My grandson has always been amazed by heavy farm machinery. Garrett has had many toy tractors and knows the names of all the farm machinery. As a first grader he now wants to ride with his dad or grandfather on the big tractors. However, he also understands these large machines can be dangerous, as well as helpful.
A bulldozer, for example, may be used to clear out an area on which to build a home—or maybe a barn. The same machine can be used to tear down something—maybe a building that is no longer safe to dwell in or that has been severely damaged by fire or storms. The same piece of powerful machinery can either build up or tear down.
I’m convinced Sunday School leaders hold the same influence—either positively or negatively. One Sunday School leader can have tremendous impact or influence. Whether you are talking about the entire organization or one Sunday School class or group, the truth applies to both.

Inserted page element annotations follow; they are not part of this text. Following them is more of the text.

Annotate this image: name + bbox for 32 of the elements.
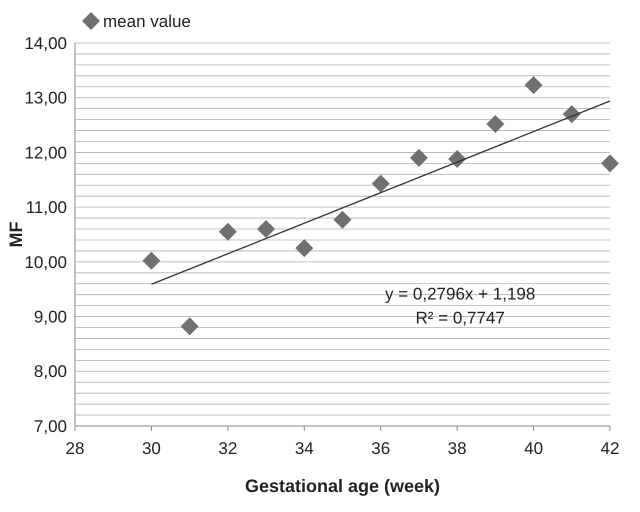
x-tick-label: 42: [600, 439, 620, 458]
y-tick-label: 7,00: [34, 416, 67, 436]
y-tick-label: 12,00: [24, 143, 67, 162]
x-tick-label: 32: [218, 439, 238, 458]
point: [295, 239, 314, 258]
point: [257, 220, 276, 238]
annotation: R² = 0,7747: [416, 308, 505, 328]
y-tick-label: 11,00: [26, 198, 67, 218]
y-axis-title: MF: [6, 222, 26, 248]
x-tick-label: 28: [66, 439, 84, 458]
point: [486, 114, 504, 133]
x-tick-label: 38: [448, 439, 467, 458]
x-tick-label: 36: [371, 439, 390, 458]
point: [372, 174, 390, 193]
legend-label: mean value: [103, 12, 191, 31]
y-tick-label: 13,00: [24, 88, 67, 108]
x-tick-label: 34: [294, 439, 314, 458]
point: [142, 252, 160, 270]
point: [601, 154, 619, 172]
point: [180, 317, 199, 336]
y-tick-label: 9,00: [34, 308, 67, 327]
annotation: y = 0,2796x + 1,198: [385, 284, 536, 304]
x-tick-label: 30: [142, 439, 161, 458]
point: [334, 210, 352, 229]
point: [218, 222, 237, 241]
y-tick-label: 8,00: [34, 362, 67, 382]
x-axis-title: Gestational age (week): [244, 476, 440, 496]
y-tick-label: 10,00: [24, 252, 67, 272]
x-tick-label: 40: [524, 439, 544, 458]
point: [410, 148, 428, 167]
point: [524, 76, 543, 94]
y-tick-label: 14,00: [24, 34, 67, 53]
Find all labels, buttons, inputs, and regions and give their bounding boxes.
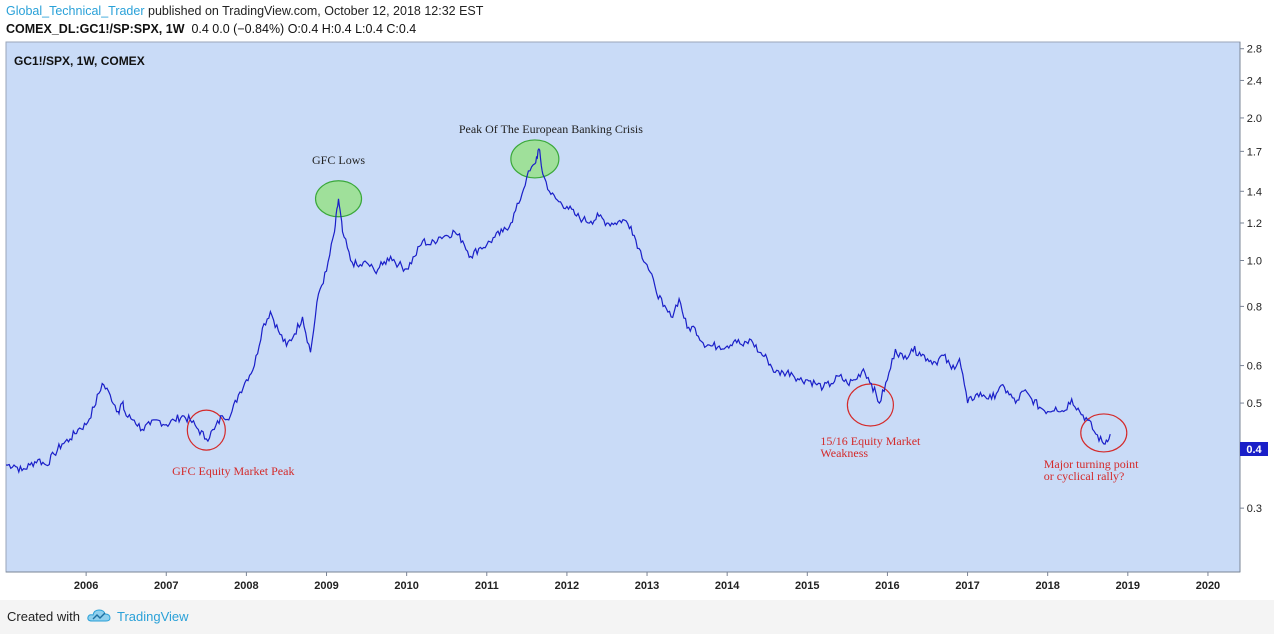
author-link[interactable]: Global_Technical_Trader	[6, 4, 145, 18]
y-tick-label: 2.0	[1247, 113, 1262, 125]
y-tick-label: 0.8	[1247, 301, 1262, 313]
annotation-label: GFC Equity Market Peak	[172, 464, 294, 478]
annotation-label: Peak Of The European Banking Crisis	[459, 122, 643, 136]
red-highlight-circle	[186, 409, 226, 451]
green-highlight-circle	[510, 139, 560, 179]
publish-info: Global_Technical_Trader published on Tra…	[6, 4, 483, 18]
y-tick-label: 0.3	[1247, 503, 1262, 515]
x-axis-ticks: 2006 2007 2008 2009 2010 2011 2012 2013 2014 2015…	[74, 572, 1220, 592]
chart-legend: GC1!/SPX, 1W, COMEX	[14, 54, 145, 68]
red-highlight-circle	[846, 383, 895, 427]
x-tick-label: 2013	[635, 580, 659, 592]
tradingview-cloud-icon[interactable]	[86, 608, 112, 627]
y-tick-label: 0.6	[1247, 361, 1262, 373]
red-highlight-circle	[1080, 413, 1128, 453]
publish-text: published on TradingView.com, October 12…	[144, 4, 484, 18]
annotation-label: 15/16 Equity Market Weakness	[820, 434, 921, 460]
created-with-text: Created with	[7, 609, 80, 624]
x-tick-label: 2008	[234, 580, 258, 592]
x-tick-label: 2020	[1196, 580, 1220, 592]
x-tick-label: 2015	[795, 580, 819, 592]
annotation-label: Major turning point or cyclical rally?	[1044, 457, 1139, 483]
symbol-info: COMEX_DL:GC1!/SP:SPX, 1W 0.4 0.0 (−0.84%…	[6, 22, 416, 36]
y-tick-label: 0.5	[1247, 398, 1262, 410]
x-tick-label: 2012	[555, 580, 579, 592]
x-tick-label: 2006	[74, 580, 98, 592]
x-tick-label: 2007	[154, 580, 178, 592]
y-tick-label: 1.0	[1247, 256, 1262, 268]
x-tick-label: 2017	[955, 580, 979, 592]
chart[interactable]: GC1!/SPX, 1W, COMEX 0.3 0.4 0.5 0.6 0.8 1.0 1.…	[0, 0, 1274, 600]
x-tick-label: 2011	[475, 580, 499, 592]
svg-text:0.4: 0.4	[1246, 444, 1262, 456]
footer: Created with TradingView	[0, 600, 1274, 634]
annotation-label: GFC Lows	[312, 153, 365, 167]
y-tick-label: 1.2	[1247, 218, 1262, 230]
x-tick-label: 2019	[1116, 580, 1140, 592]
x-tick-label: 2014	[715, 580, 740, 592]
x-tick-label: 2016	[875, 580, 899, 592]
symbol-text: COMEX_DL:GC1!/SP:SPX, 1W	[6, 22, 185, 36]
series-line-gc1-spx	[5, 147, 1111, 475]
y-tick-label: 2.4	[1247, 75, 1262, 87]
plot-area[interactable]	[5, 41, 1241, 573]
current-price-label: 0.4	[1240, 442, 1268, 456]
y-tick-label: 2.8	[1247, 44, 1262, 56]
ohlc-text: 0.4 0.0 (−0.84%) O:0.4 H:0.4 L:0.4 C:0.4	[191, 22, 417, 36]
annotation-labels: GFC Lows Peak Of The European Banking Cri…	[172, 122, 1139, 483]
y-tick-label: 1.7	[1247, 146, 1262, 158]
x-tick-label: 2018	[1035, 580, 1059, 592]
tradingview-link[interactable]: TradingView	[117, 609, 189, 624]
x-tick-label: 2010	[394, 580, 418, 592]
y-tick-label: 1.4	[1247, 186, 1262, 198]
x-tick-label: 2009	[314, 580, 338, 592]
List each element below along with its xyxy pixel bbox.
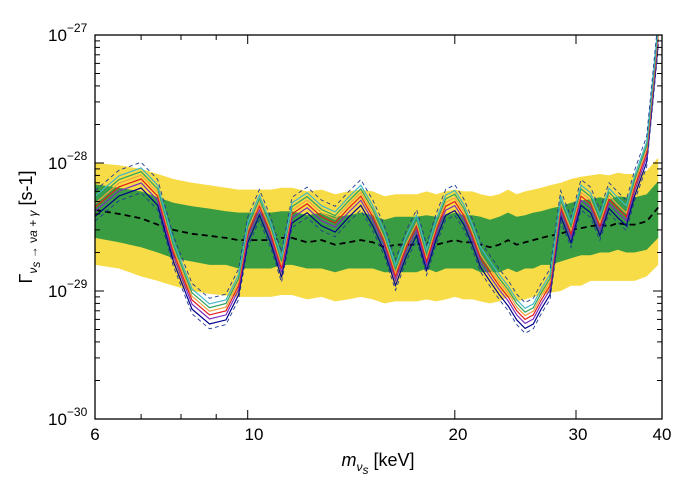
y-tick-label-1e-29: 10−29: [48, 277, 88, 301]
x-tick-label-30: 30: [569, 425, 588, 444]
axis-ticks: [94, 34, 663, 420]
limit-curves: [95, 35, 659, 334]
limit-curve-5: [95, 35, 659, 313]
limit-curve-7: [95, 35, 658, 304]
x-tick-label-10: 10: [245, 425, 264, 444]
limit-curve-1: [95, 43, 659, 330]
x-axis-label: mνs [keV]: [341, 450, 414, 477]
plot-area: [95, 35, 659, 334]
x-tick-label-40: 40: [653, 425, 672, 444]
plot-frame: [94, 34, 663, 420]
x-tick-label-20: 20: [449, 425, 468, 444]
limit-curve-8: [95, 48, 659, 334]
limit-curve-3: [95, 35, 659, 321]
limit-curve-6: [95, 35, 658, 310]
y-axis-label: Γνs → νa + γ [s-1]: [16, 171, 43, 284]
limit-curve-4: [95, 35, 659, 317]
one-sigma-band: [95, 181, 659, 273]
limit-curve-2: [95, 38, 659, 325]
y-tick-label-1e-28: 10−28: [48, 149, 88, 173]
y-tick-label-1e-30: 10−30: [48, 405, 88, 429]
y-tick-label-1e-27: 10−27: [48, 21, 88, 45]
x-tick-label-6: 6: [90, 425, 99, 444]
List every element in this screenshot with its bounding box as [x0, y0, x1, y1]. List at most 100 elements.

Imagine Sunday School teachers who are so fearful that “they will split my class” that they deliberately undermine any efforts to start new classes. Their tactics may be open and bold or they may be subtle. The subtle may be more dangerous because people may not see what is happening. You know what I
mean. “I just can’t imagine not having any of you in my class any more. I just love our sweet fellowship. “
On the other hand, imagine Sunday School teachers that know starting new classes are effective in the church’s mission to make and grow disciples. These teachers are constantly planting seeds that promote starting new classes. They constantly make note of peoples’ gifts or abilities and may encourage them in ways such as, “I’ve noticed how well you relate to our preschoolers when we have class fellowships. Have you ever prayed about how God might use you in a ministry with preschoolers?” These teachers will love everyone, but they keep forging toward the mission. These teachers will tell stories of changed lives and remind classes they would not have met or heard these stories without the folks who once came into their class as newcomers. These teachers celebrate growing and sending out leaders. They probably have photos on the wall of the “class missionaries” who are serving in other age groups on Sunday morning—people for whom they pray often.
The choice is yours. Will you lead in a way that builds up people and, most importantly, builds up the church? Will you keep your eyes on the mission and help others do the same? Or will you choose to lead in ways that tear down people and/or tear down God’s church? Again, the choice is yours. I pray you lead out of a heart that yearns for people to know Christ as their personal Lord and Savior and then come to grow in their lifelong journey of becoming more like Christ.
Belinda Jolley serves as the Director of the Adult Ministry Office of the South Carolina Baptist Convention. Belinda and her husband, Steve, enjoy starting new classes at First Baptist Church in Rock Hill, South Carolina.